[ expat-Bugs-477667 ] illegal utf-8 seqs do not throw error
noreply@sourceforge.net
noreply@sourceforge.net
Fri May 17 08:53:02 2002
Bugs item #477667, was opened at 2001-11-02 17:58
You can respond by visiting:
http://sourceforge.net/tracker/?func=detail&atid=110127&aid=477667&group_id=10127
Category: None
Group: None
Status: Open
Resolution: Works For Me
>Priority: 6
Submitted By: Patrick McCormick (patrickmc)

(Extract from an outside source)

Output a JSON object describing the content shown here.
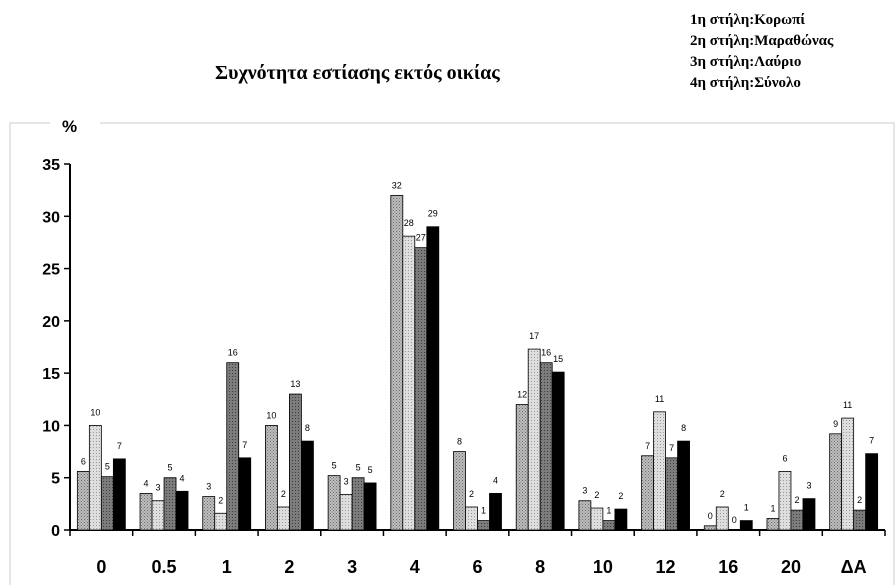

Assigned to: Fred L. Drake, Jr. (fdrake)
Summary: illegal utf-8 seqs do not throw error
Initial Comment:
I have a problem where users like to use iso-8859-1
without declaring it in
the prolog, like this:
<?xml version='1.0'?>
<rule>abécdef</rule>
expat properly defaults to utf-8 in this case. As I
understand utf-8, the
é character (0xE7) has a bitfield that looks like the
start of a three byte
sequence. A 3-byte sequence is supposed to look like
this:
bytes | bits | representation
3 | 16 | 1110vvvv 10vvvvvv 10vvvvvv
the above two bytes (c and d) don't match the 10vvvvvv
mask, so écd is an
illegal utf-8 sequence. But expat doesn't throw a
well-formedness error.
Expat uses this macro in xmltok.c to figure out what's
illegal:
#define UTF8_INVALID3(p) \
((*p) == 0xED \
? (((p)[1] & 0x20) != 0) \
: ((*p) == 0xEF \
? ((p)[1] == 0xBF && ((p)[2] == 0xBF || (p)[2] ==
0xBE)) \
: 0))
but this doesn't seem strict enough.
I wrote a patch that makes expat check UTF-8 sequences
against the Table 3.1B of the Unicode 3.1 standard:
http://www.unicode.org/unicode/reports/tr27/
as originally clarified in this Corrigendum:
http://www.unicode.org/unicode/uni2errata/UTF-
8_Corrigendum.html
and it's attached.
----------------------------------------------------------------------
>Comment By: Fred L. Drake, Jr. (fdrake)
Date: 2002-05-17 11:52
Message:
Logged In: YES
user_id=3066
This is strange. Using the CVS version of Expat, the test
case (in tests/runtests.c:test_illegal_utf8) sees the error
properly reported. xmlwf doesn't report it, however. Are
you using the library directly or going through xmlwf?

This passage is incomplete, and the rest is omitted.